Le FPI propose des élections pour "avoir un nouveau gouvernement"

Abidjan- Côte d'Ivoire (PANA) -- Le président du Front populaire ivoirien (FPI, au pouvoir) M.
Pascal Affi Nguessan, a indiqué jeudi face à la presse, que "seules les élections permettront d'avoir un nouveau gouvernement".
M.
Affi Nguessan répondait ainsi, à la coalition des quatre partis de l'opposition issus du G7 qui avait déclaré mardi, au cours d'une conférence de presse, que "Laurent Gbagbo ne sera plus le président de la République si les élections n'ont pas lieu le 30 octobre prochain".
Selon le président du FPI, l'actuel chef de l'Etat restera en fonction.
"Le processus électoral est en cours depuis le décret fixant au 30 octobre 2005, la date du premier tour de l'élection présidentielle, et s'il n'arrive pas à son terme, l'article 39 de la Constitution s'appliquera", a-t-il argumenté.
ON rappelle que l'article 39 de la Constitution ivoirienne stipule que "le président en exercice reste en fonction jusqu'à la prestation de serment du nouveau président élu".
Aussi, le FPI a-t-il réitéré sa position sur le fait qu'il ne participera pas à des élections "organisées uniquement dans la partie sous contrôle gouvernemental.
Par conséquent, l'élection présidentielle se tiendra lorsque toutes les conditions en seront réunies".
C'est pourquoi, Affi Nguessan a lancé de nouveau un appel "pressant" à la coalition des mouvements armés qui occupent une partie du territoire les invitant a déposer les armes.
Evoquant la situation qui prévaut dans la région de Duékoué, Pascal Affi Nguessan a indiqué qu'"il ne s'agit pas d'un conflit foncier ou intercommunautaire".
"Ces tueries massives et barbares ne visent qu'un seul objectif: créer le chaos et compromettre la tenue de l'élection présidentielle du 30 octobre 2005»", a-t-il précisé.

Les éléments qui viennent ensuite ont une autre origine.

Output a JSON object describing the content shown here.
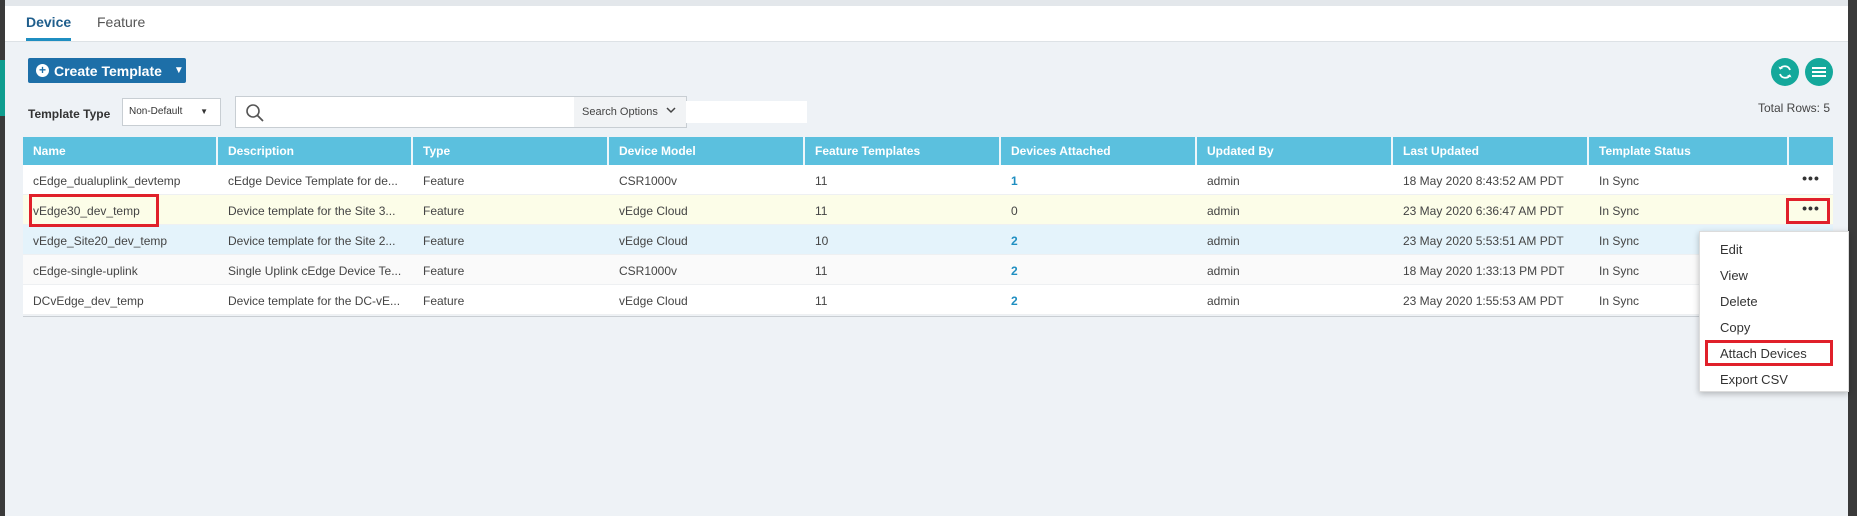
{
  "tabs": [
    {
      "label": "Device"
    },
    {
      "label": "Feature"
    }
  ],
  "toolbar": {
    "create_label": "Create Template",
    "template_type_label": "Template Type",
    "template_type_value": "Non-Default",
    "search_placeholder": "",
    "search_options_label": "Search Options",
    "total_rows": "Total Rows: 5"
  },
  "table": {
    "headers": [
      "Name",
      "Description",
      "Type",
      "Device Model",
      "Feature Templates",
      "Devices Attached",
      "Updated By",
      "Last Updated",
      "Template Status"
    ],
    "rows": [
      [
        "cEdge_dualuplink_devtemp",
        "cEdge Device Template for de...",
        "Feature",
        "CSR1000v",
        "11",
        "1",
        "admin",
        "18 May 2020 8:43:52 AM PDT",
        "In Sync"
      ],
      [
        "vEdge30_dev_temp",
        "Device template for the Site 3...",
        "Feature",
        "vEdge Cloud",
        "11",
        "0",
        "admin",
        "23 May 2020 6:36:47 AM PDT",
        "In Sync"
      ],
      [
        "vEdge_Site20_dev_temp",
        "Device template for the Site 2...",
        "Feature",
        "vEdge Cloud",
        "10",
        "2",
        "admin",
        "23 May 2020 5:53:51 AM PDT",
        "In Sync"
      ],
      [
        "cEdge-single-uplink",
        "Single Uplink cEdge Device Te...",
        "Feature",
        "CSR1000v",
        "11",
        "2",
        "admin",
        "18 May 2020 1:33:13 PM PDT",
        "In Sync"
      ],
      [
        "DCvEdge_dev_temp",
        "Device template for the DC-vE...",
        "Feature",
        "vEdge Cloud",
        "11",
        "2",
        "admin",
        "23 May 2020 1:55:53 AM PDT",
        "In Sync"
      ]
    ],
    "more_label": "•••"
  },
  "context_menu": {
    "items": [
      "Edit",
      "View",
      "Delete",
      "Copy",
      "Attach Devices",
      "Export CSV"
    ]
  },
  "colors": {
    "header": "#5bc0de",
    "primary_button": "#1d6fa8",
    "round_button": "#14a89b",
    "highlight": "#e0202a"
  },
  "icons": [
    "plus-circle-icon",
    "caret-down-icon",
    "refresh-icon",
    "list-menu-icon",
    "search-icon",
    "chevron-down-icon",
    "more-dots-icon"
  ]
}
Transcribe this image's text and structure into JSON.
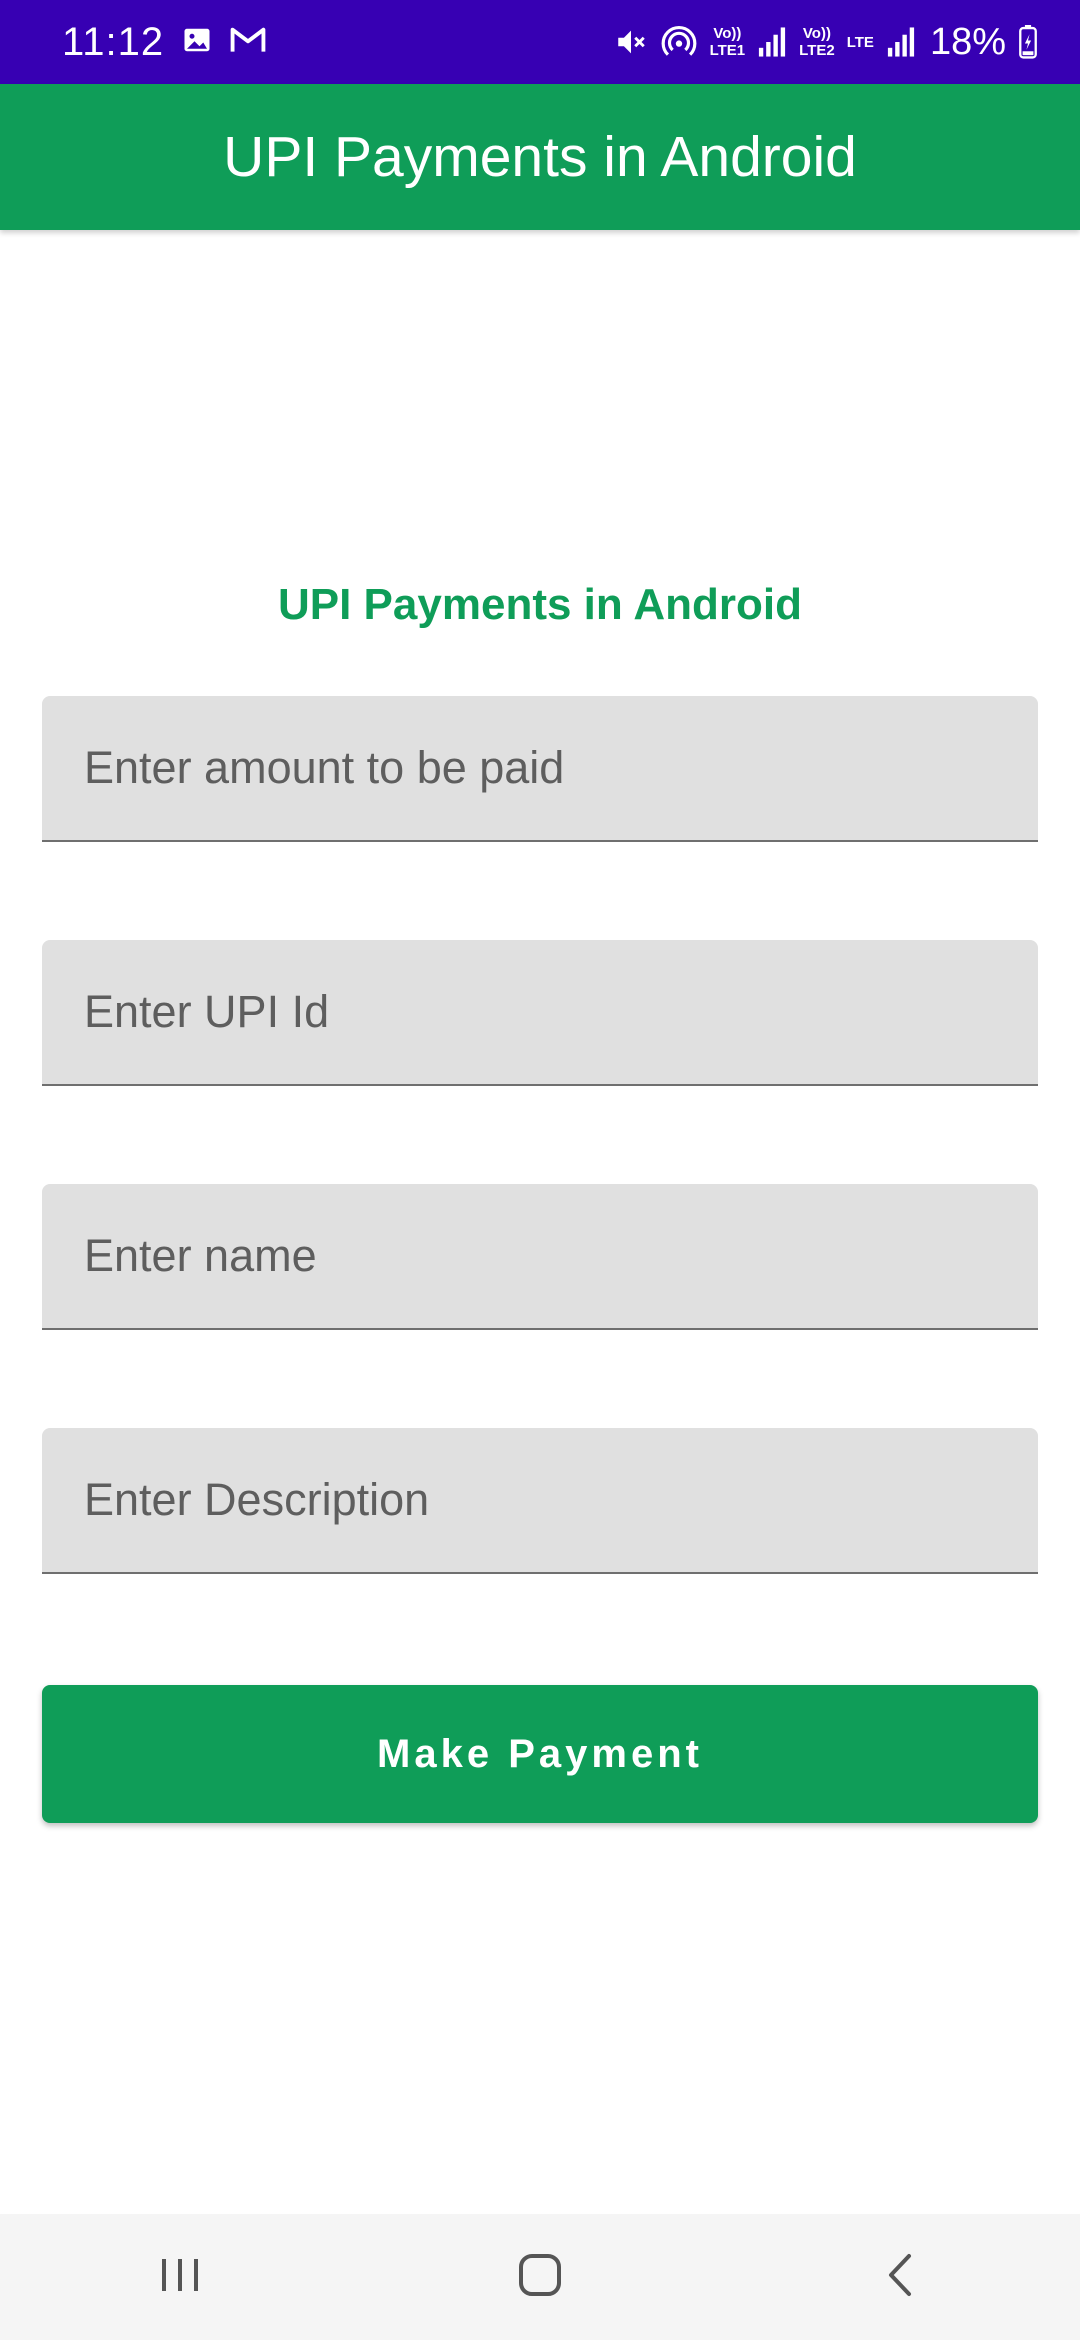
{
  "status_bar": {
    "time": "11:12",
    "sim1_label": "Vo))\nLTE1",
    "sim2_label": "Vo))\nLTE2",
    "lte_label": "LTE",
    "battery": "18%",
    "icons": [
      "image-icon",
      "gmail-icon",
      "mute-icon",
      "hotspot-icon",
      "signal-icon",
      "battery-icon"
    ]
  },
  "app_bar": {
    "title": "UPI Payments in Android"
  },
  "form": {
    "heading": "UPI Payments in Android",
    "amount_placeholder": "Enter amount to be paid",
    "upi_placeholder": "Enter UPI Id",
    "name_placeholder": "Enter name",
    "description_placeholder": "Enter Description",
    "pay_button_label": "Make Payment"
  },
  "nav_bar": {
    "icons": [
      "recents-icon",
      "home-icon",
      "back-icon"
    ]
  },
  "colors": {
    "status_bar": "#3700b3",
    "primary": "#0f9d58",
    "field_bg": "#e0e0e0"
  }
}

Il a accusé ouvertement M.
Ahoua Touré, délégué départemental du Parti démocratique de Côte d'Ivoire (PDCI) d'être "à l'origine de cette situation".
Par ailleurs, le président du FPI a rejoint le groupe parlementaire de son parti pour exiger la démission du Premier ministre actuel, Seydou Elimane Diarra.
"Avec lui, nous risquons de connaître pire que ce que nous avons connu à Duékoué", a-t-il conclu.
Le parti du président Laurent Gbagbo reproche au Premier ministre Seydou Diarra, "son incapacité d'assumer sa mission première que l'accord de Linas-Marcoussis lui a confié, notamment procéder au désarmement des rebelles et à la réunification du pays dès la mise en place du gouvernement de réconciliation nationale".